Freitag, November 28, 2008

Das Feuer lodert schon

Wie äußert sich der Zorn Gottes? Man weiß es nicht. Und trotzdem: Leid, Schmerz und die Vorhölle mögen dabei eine gewisse Rolle spielen.

Niemand hat dieses Problemfeld eindringlicher vertont als David E. Edwards – anfangs mit 16 Horsepower, danach und aktuell als Woven Hand. Am Donnerstag im Wiener WUK liefert der Enkel eines Wanderpredigers wie gewohnt nichts weniger als ein Konzert des Jahres. Und er radikalisiert seinen auf Platte gern brodelnden, aber selten explodierenden Sound live an der roten Teufelsgitarre und mit seiner tatsächlich hervorragenden Band zu unerhörter Härte.

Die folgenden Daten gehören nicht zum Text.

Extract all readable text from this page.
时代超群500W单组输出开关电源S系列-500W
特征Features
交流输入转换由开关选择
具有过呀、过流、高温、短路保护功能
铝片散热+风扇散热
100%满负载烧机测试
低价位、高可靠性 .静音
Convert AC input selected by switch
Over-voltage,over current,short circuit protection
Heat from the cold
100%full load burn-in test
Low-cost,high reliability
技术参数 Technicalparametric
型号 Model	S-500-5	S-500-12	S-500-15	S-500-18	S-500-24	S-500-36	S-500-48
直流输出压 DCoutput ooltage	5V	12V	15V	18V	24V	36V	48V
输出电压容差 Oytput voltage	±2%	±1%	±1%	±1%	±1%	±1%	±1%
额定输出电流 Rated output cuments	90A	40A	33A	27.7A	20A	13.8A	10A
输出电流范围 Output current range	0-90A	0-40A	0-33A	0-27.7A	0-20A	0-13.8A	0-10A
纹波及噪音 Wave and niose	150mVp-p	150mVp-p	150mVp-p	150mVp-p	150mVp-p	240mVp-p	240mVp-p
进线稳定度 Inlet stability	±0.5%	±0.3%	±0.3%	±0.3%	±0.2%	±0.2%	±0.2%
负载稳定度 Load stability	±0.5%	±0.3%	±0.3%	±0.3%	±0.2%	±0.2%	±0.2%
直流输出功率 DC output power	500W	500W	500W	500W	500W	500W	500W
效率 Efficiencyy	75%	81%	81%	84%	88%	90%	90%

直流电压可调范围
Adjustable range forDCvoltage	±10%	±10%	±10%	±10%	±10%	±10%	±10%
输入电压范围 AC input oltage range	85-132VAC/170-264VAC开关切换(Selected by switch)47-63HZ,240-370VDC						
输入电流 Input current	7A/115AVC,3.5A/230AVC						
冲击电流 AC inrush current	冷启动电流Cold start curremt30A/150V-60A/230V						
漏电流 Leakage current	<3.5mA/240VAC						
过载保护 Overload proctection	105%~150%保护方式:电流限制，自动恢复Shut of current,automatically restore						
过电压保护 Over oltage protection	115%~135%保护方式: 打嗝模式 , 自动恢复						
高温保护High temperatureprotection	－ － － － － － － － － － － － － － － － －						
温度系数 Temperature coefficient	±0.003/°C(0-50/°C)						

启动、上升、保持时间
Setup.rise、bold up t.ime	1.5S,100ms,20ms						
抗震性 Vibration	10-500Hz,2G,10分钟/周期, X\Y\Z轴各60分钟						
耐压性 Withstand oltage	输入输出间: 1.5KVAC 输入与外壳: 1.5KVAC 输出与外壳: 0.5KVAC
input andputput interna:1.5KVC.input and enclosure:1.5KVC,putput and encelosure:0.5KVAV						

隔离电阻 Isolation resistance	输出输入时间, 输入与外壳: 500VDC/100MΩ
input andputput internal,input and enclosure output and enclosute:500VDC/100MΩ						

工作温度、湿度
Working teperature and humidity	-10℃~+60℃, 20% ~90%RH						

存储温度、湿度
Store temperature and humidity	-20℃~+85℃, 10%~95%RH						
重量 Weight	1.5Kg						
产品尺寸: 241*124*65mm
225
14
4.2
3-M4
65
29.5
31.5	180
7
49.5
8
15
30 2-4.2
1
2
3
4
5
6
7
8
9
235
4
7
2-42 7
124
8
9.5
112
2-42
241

Furunkelnde Blues-Motive, Todes-Country, störrischer Endzeit-Rock’n’Roll. Unterbrochen von gefährlich aufflammendem Bassdröhnen, atmosphärischen Soundlandschaften oder kurzen Intermezzi an der Mandoline (etwa bei Bob Dylans "As I Went Out One Morning"), bitten Woven Hand nicht nur mit Songs aus der aktuellen Arbeit "Ten Stones" vehement zum Veitstanz: "Kicking Bird", "Beautiful Axe", "Not One Stone". Auch altes 16HP-Material wie das traurig-wütende "Splinters" oder "Horse Head Fiddle" darf nicht fehlen.

Nach triumphal brachialen Versionen von "Tin Finger" oder "Winter Shaker" sorgt "American Wheeze", live mit Bandoneon, als Über-Song aus alten Tagen für den würdigen Abschluss: "Come on, son/ bring your blade and your gun. And if I die by your hand/ I’ve gotta home in glory land." Aber: Auch die Hölle hat keine Sperrstunde. Das Feuer, es lodert schon.